In several key scenes, Wild shows an admirable interest in engaging with feminist ideas and arguments — mostly in the relationship between Cheryl and her mother (a wonderful Laura Dern), who end up going to college at the same time and wrestling with their own firmly held ideas of what gender roles are and should be, and how to come to terms with them in their own lives. Meanwhile, on Cheryl’s hike, she faces far less abstract challenges, as an attractive woman on a long solo hike presumably would. The filmmakers pay special attention to those implicit and direct threats, indicating how they’re always at least simmering in the background. And when they get ugly, as with a passing, leering hunter whose “tight little ass” comment is followed by, “Can’t a guy give a girl a compliment anymore?,” the scene feels eerily timely to the current conversation about catcalling and harassment.
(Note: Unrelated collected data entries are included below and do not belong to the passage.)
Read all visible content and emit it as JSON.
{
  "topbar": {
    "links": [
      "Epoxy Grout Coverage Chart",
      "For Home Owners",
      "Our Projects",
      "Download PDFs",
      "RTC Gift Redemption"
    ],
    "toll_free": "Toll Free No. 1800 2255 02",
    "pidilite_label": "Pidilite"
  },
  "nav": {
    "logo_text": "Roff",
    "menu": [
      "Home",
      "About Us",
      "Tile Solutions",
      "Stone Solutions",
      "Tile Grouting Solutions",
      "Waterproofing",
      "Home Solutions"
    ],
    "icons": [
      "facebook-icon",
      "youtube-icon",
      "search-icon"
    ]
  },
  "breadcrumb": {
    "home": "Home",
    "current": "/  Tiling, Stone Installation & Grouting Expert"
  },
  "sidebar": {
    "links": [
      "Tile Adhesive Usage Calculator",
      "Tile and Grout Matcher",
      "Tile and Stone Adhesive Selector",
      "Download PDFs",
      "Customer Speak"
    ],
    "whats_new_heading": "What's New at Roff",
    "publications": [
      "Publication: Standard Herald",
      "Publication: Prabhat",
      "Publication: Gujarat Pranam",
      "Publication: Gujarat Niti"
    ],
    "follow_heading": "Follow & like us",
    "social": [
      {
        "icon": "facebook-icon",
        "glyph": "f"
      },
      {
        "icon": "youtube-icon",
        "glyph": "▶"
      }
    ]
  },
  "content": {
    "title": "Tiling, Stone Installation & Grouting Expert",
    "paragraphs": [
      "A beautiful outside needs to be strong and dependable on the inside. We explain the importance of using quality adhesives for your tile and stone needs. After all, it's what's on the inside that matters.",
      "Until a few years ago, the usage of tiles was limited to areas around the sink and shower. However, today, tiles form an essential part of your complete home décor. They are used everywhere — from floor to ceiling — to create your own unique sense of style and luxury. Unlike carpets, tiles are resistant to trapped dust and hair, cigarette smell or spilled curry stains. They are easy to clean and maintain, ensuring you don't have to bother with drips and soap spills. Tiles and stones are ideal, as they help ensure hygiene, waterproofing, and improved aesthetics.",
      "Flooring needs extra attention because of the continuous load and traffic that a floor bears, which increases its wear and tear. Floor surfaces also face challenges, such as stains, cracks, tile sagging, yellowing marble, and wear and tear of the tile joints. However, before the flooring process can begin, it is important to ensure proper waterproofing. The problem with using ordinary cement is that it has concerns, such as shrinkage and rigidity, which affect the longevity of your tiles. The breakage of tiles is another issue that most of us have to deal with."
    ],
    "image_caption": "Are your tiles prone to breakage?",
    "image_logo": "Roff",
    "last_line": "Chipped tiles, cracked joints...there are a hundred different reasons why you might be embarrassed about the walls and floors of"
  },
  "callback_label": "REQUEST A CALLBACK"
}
Yet for as thoughtful and sensitive as those scenes are, there’s something oddly sensationalistic about the handling of Strayed’s sexuality. Look, there’s no question that empty, random sexual encounters aren’t exactly a five-star coping mechanism, but the presentation of female sexual aggressiveness as the ultimate debasement is slightly problematic. What’s worse, Vallée wants to have it both ways; if the sex scenes are tragic emblems of Strayed’s downfall, they’re also shot and cut in the formal language of filmed erotica, carefully framing Witherspoon’s nude body less for emotional impact than for the titillation of an infrequently disrobed star baring all for “the right role.” (Witherspoon, it should be noted, is quite good, even if this seems a calculated attempt to shake her Squaresville image.)
These moments are fleeting, and if they’re put aside, there’s a very good film happening here — intense, thoughtful, superbly crafted, with genuine insights into how we punish ourselves (both mentally and physically) before learning how to not only live with regret, but value it. Yet for all of the trouble Wild takes to get into Strayed’s head, you’d think they might’ve drafted filmmakers with a little bit more experience living in a place like that.
Wild is out Wednesday in limited release.